De ministerraad zoals wij die nu kennen, is in 1842 ontstaan. Voor die tijd vergaderden de ministers soms wel gezamenlijk, maar dat gebeurde onder voorzitterschap van de koning (Kabinetsraad) of van de vicepresident van de Raad van State. In 1823 kwam er een eerste reglement voor de raad. De toenmalige ministerraad had een heel ander karakter dan tegenwoordig, want de ministers waren feitelijk dienaren (of adviseurs) van de koning. Bij dergelijke vergaderingen waren ook ministers van staat (in die tijd te beschouwen als ministers zonder portefeuille) en sommige prinsen aanwezig.

In 1842, na de invoering van de strafrechtelijke ministeriële verantwoordelijkheid in 1840, kwam er een nieuw reglement van orde van de ministerraad. Voortaan konden de hoofden van departementen van algemeen bestuur (ministers) gezamenlijk onder (tijdelijk) voorzitterschap van één van de ministers vergaderen. Iedere drie maanden werd een andere voorzitter gekozen. Als secretaris trad de directeur van het Kabinet van de Koning op.

In het reglement werd vastgelegd dat de ministers gezamenlijk of bij meerderheid adviezen aan de koning konden uitbrengen over wetsvoorstellen, verordeningen en andere onderwerpen vastgelegd. Er werd wekelijks (aanvankelijk op woensdag) een ministerraad gehouden.

Na de Grondwetsherziening van 1848 kwam er per augustus 1850 opnieuw een nieuw reglement van orde. Daarin werd de positie van de ministerraad ten opzichte van de koning verder versterkt. Alle zaken van belang moesten voortaan door de ministerraad worden besproken en de raad kon bindende besluiten nemen. Bij die besluitvorming gold voortaan ook het beginsel van de homogeniteit: een minister kan niet tegen een meerderheidsbesluit ingaan. Hij moet zich of bij het besluit neerleggen of aftreden.

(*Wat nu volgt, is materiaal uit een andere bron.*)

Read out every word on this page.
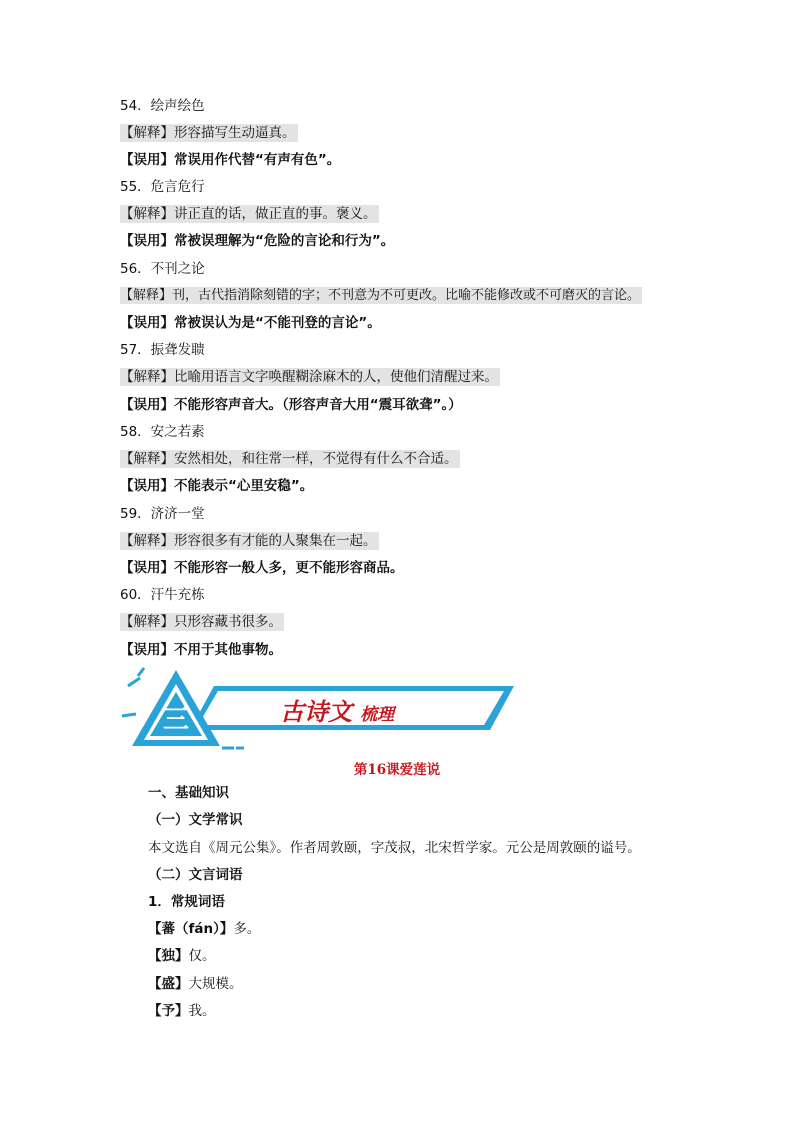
54．绘声绘色
【解释】形容描写生动逼真。
【误用】常误用作代替“有声有色”。
55．危言危行
【解释】讲正直的话，做正直的事。褒义。
【误用】常被误理解为“危险的言论和行为”。
56．不刊之论
【解释】刊，古代指消除刻错的字；不刊意为不可更改。比喻不能修改或不可磨灭的言论。
【误用】常被误认为是“不能刊登的言论”。
57．振聋发聩
【解释】比喻用语言文字唤醒糊涂麻木的人，使他们清醒过来。
【误用】不能形容声音大。（形容声音大用“震耳欲聋”。）
58．安之若素
【解释】安然相处，和往常一样，不觉得有什么不合适。
【误用】不能表示“心里安稳”。
59．济济一堂
【解释】形容很多有才能的人聚集在一起。
【误用】不能形容一般人多，更不能形容商品。
60．汗牛充栋
【解释】只形容藏书很多。
【误用】不用于其他事物。
三	古诗文 梳理
第16课爱莲说
一、基础知识
（一）文学常识
本文选自《周元公集》。作者周敦颐，字茂叔，北宋哲学家。元公是周敦颐的谥号。
（二）文言词语
1．常规词语
【蕃（fán）】多。
【独】仅。
【盛】大规模。
【予】我。
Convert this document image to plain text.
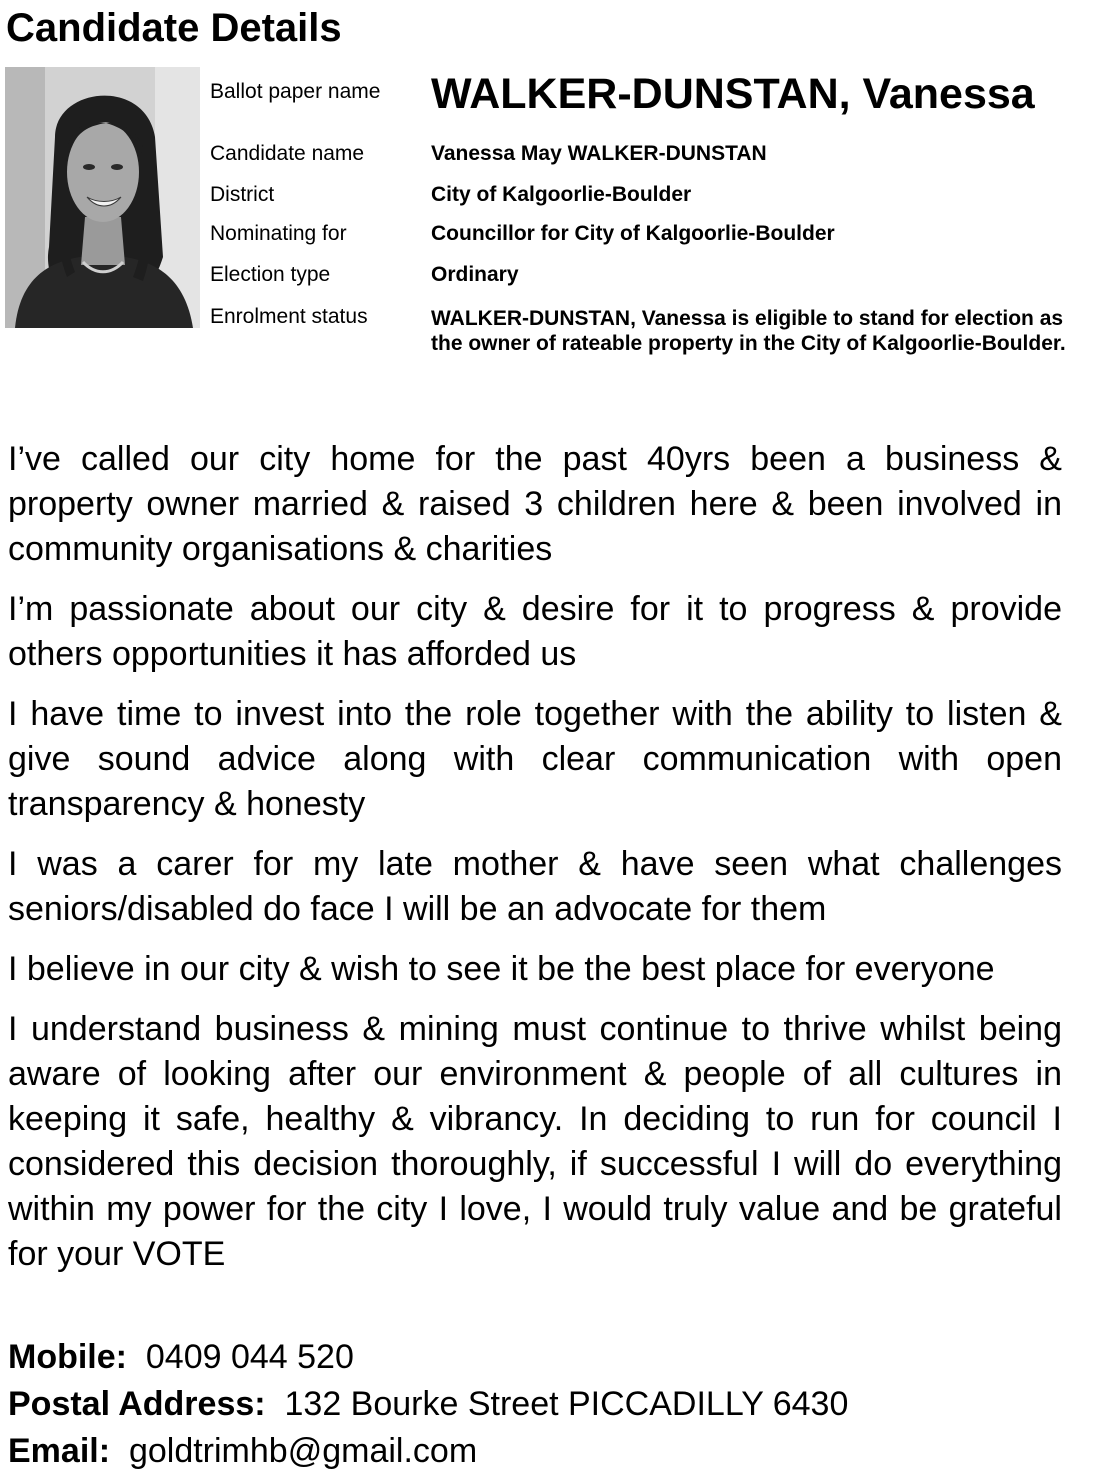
Candidate Details
Ballot paper name WALKER-DUNSTAN, Vanessa
Candidate name	Vanessa May WALKER-DUNSTAN
District	City of Kalgoorlie-Boulder
Nominating for	Councillor for City of Kalgoorlie-Boulder
Election type	Ordinary
Enrolment status	WALKER-DUNSTAN, Vanessa is eligible to stand for election as the owner of rateable property in the City of Kalgoorlie-Boulder.

I’ve called our city home for the past 40yrs been a business & property owner married & raised 3 children here & been involved in community organisations & charities

I’m passionate about our city & desire for it to progress & provide others opportunities it has afforded us

I have time to invest into the role together with the ability to listen & give sound advice along with clear communication with open transparency & honesty

I was a carer for my late mother & have seen what challenges seniors/disabled do face I will be an advocate for them

I believe in our city & wish to see it be the best place for everyone

I understand business & mining must continue to thrive whilst being aware of looking after our environment & people of all cultures in keeping it safe, healthy & vibrancy. In deciding to run for council I considered this decision thoroughly, if successful I will do everything within my power for the city I love, I would truly value and be grateful for your VOTE

Mobile: 0409 044 520
Postal Address: 132 Bourke Street PICCADILLY 6430
Email: goldtrimhb@gmail.com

Het principe van de wisselende voorzitter bleef gehandhaafd, maar in de praktijk werd daar soms vanaf geweken (bijvoorbeeld door Thorbecke). Na 1880 was er alleen in naam nog een tijdelijk voorzitterschap. Er kwam nu ook een (tijdelijk) ondervoorzitter. Vanaf 1862 werd bovendien in plaats van de directeur van het Kabinet van de Koning één van de ministers secretaris van de ministerraad.

In 1922 werd het principe van het vaste voorzitterschap vastgelegd in het reglement. In 1945 werd de titel minister-president ingevoerd en kwam er in plaats van een minister een vaste ambtelijke secretaris.